Irresignado, o réu apelou. Sustenta, em síntese, que não restou
comprovada culpa do apelante, pois o animal estava preso dentro da
propriedade do recorrente. Assevera a ausência de comprovação dos danos
morais. Aduz que as crianças estavam provocando o animal, restando
configurada culpa exclusiva da vítima. Destaca que a prova oral comprovou
ter os responsáveis pelos cuidados das crianças faltado com o zelo, pois
sequer presenciaram o ocorrido. Pugna, ao final, pelo provimento do apelo.
Alternativamente, requer a redução do quantum indenizatório.
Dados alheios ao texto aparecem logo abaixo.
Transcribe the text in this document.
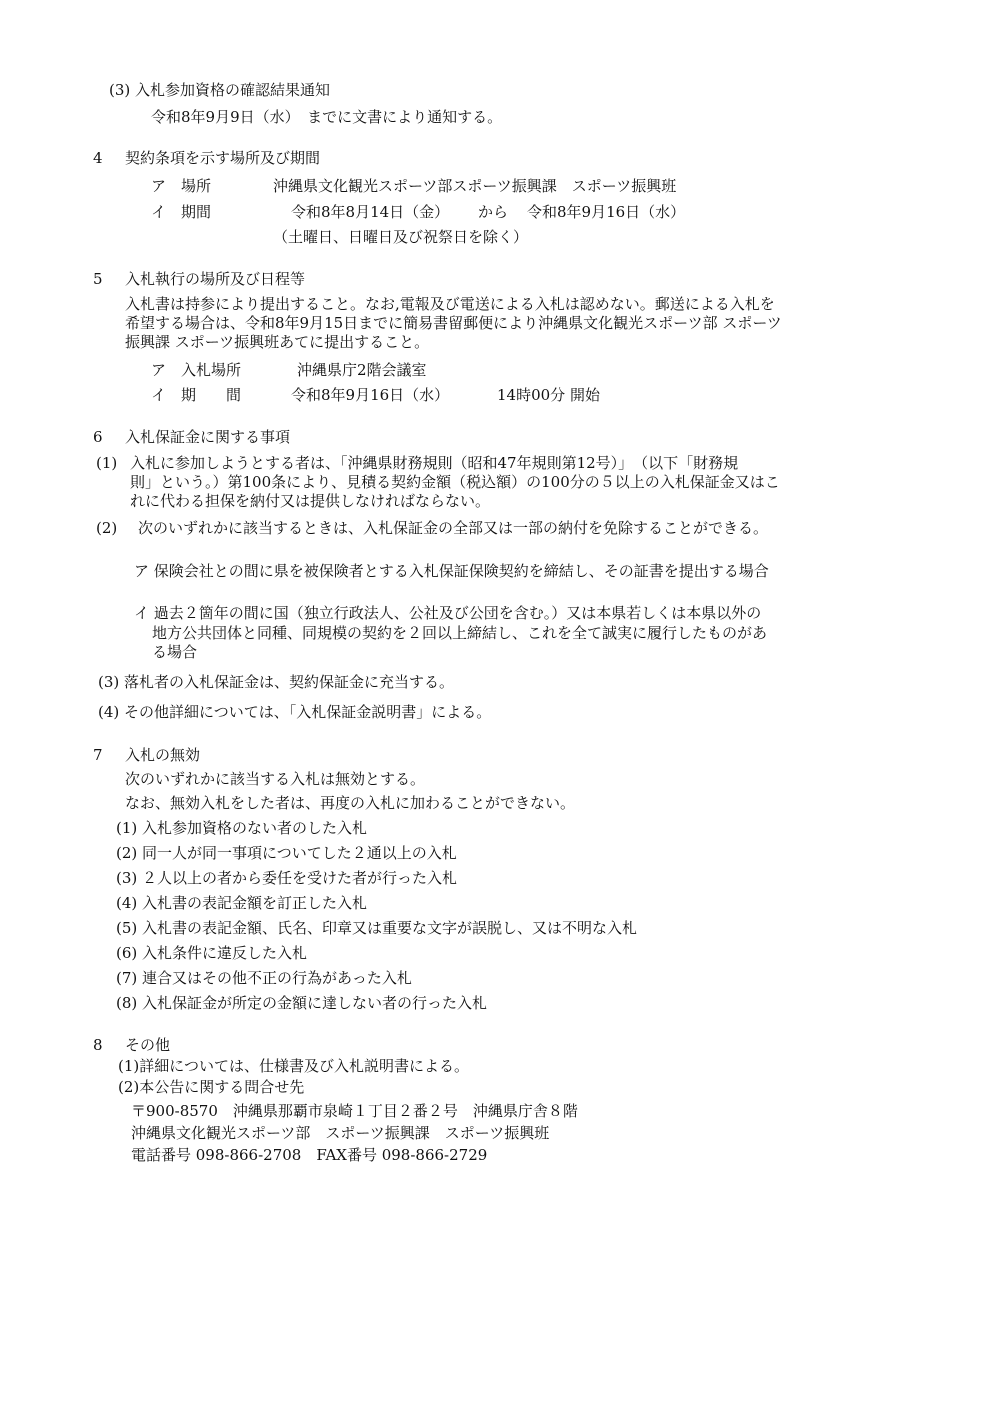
(3) 入札参加資格の確認結果通知
令和8年9月9日（水）　までに文書により通知する。
4 契約条項を示す場所及び期間
ア　場所	沖縄県文化観光スポーツ部スポーツ振興課　スポーツ振興班
イ　期間	令和8年8月14日（金） から 令和8年9月16日（水）
（土曜日、日曜日及び祝祭日を除く）
5 入札執行の場所及び日程等
入札書は持参により提出すること。なお,電報及び電送による入札は認めない。郵送による入札を
希望する場合は、令和8年9月15日までに簡易書留郵便により沖縄県文化観光スポーツ部 スポーツ
振興課 スポーツ振興班あてに提出すること。
ア　入札場所	沖縄県庁2階会議室
イ　期　　間	令和8年9月16日（水）	14時00分 開始
6 入札保証金に関する事項
(1) 入札に参加しようとする者は、「沖縄県財務規則（昭和47年規則第12号）」　（以下「財務規
則」という。）第100条により、見積る契約金額（税込額）の100分の５以上の入札保証金又はこ
れに代わる担保を納付又は提供しなければならない。
(2) 次のいずれかに該当するときは、入札保証金の全部又は一部の納付を免除することができる。
ア 保険会社との間に県を被保険者とする入札保証保険契約を締結し、その証書を提出する場合
イ 過去２箇年の間に国（独立行政法人、公社及び公団を含む。）又は本県若しくは本県以外の
地方公共団体と同種、同規模の契約を２回以上締結し、これを全て誠実に履行したものがあ
る場合
(3) 落札者の入札保証金は、契約保証金に充当する。
(4) その他詳細については、「入札保証金説明書」による。
7 入札の無効
次のいずれかに該当する入札は無効とする。
なお、無効入札をした者は、再度の入札に加わることができない。
(1) 入札参加資格のない者のした入札
(2) 同一人が同一事項についてした２通以上の入札
(3) ２人以上の者から委任を受けた者が行った入札
(4) 入札書の表記金額を訂正した入札
(5) 入札書の表記金額、氏名、印章又は重要な文字が誤脱し、又は不明な入札
(6) 入札条件に違反した入札
(7) 連合又はその他不正の行為があった入札
(8) 入札保証金が所定の金額に達しない者の行った入札
8 その他
(1)詳細については、仕様書及び入札説明書による。
(2)本公告に関する問合せ先
〒900-8570　沖縄県那覇市泉崎１丁目２番２号　沖縄県庁舎８階
沖縄県文化観光スポーツ部　スポーツ振興課　スポーツ振興班
電話番号 098-866-2708　FAX番号 098-866-2729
Contra-razões acostadas às fls. 213/216, requerendo a
manutenção do decisum.
Subiram os autos a esta Corte.
Aqui, o nobre Procurador de Justiça opinou pelo improvimento
do apelo.
Vieram os autos conclusos julgamento.
É o relatório.
VOTOS
DES. PAULO ROBERTO LESSA FRANZ (RELATOR)
Eminentes colegas.
É cediço que o dono ou detentor de animal, responde pelos
danos que este causar a outrem, salvo se comprovada a culpa da vítima ou
força maior. Trata-se de responsabilidade objetiva, proclamada pelo art.
936 do Código Civil de 2002, vigente à época do fato.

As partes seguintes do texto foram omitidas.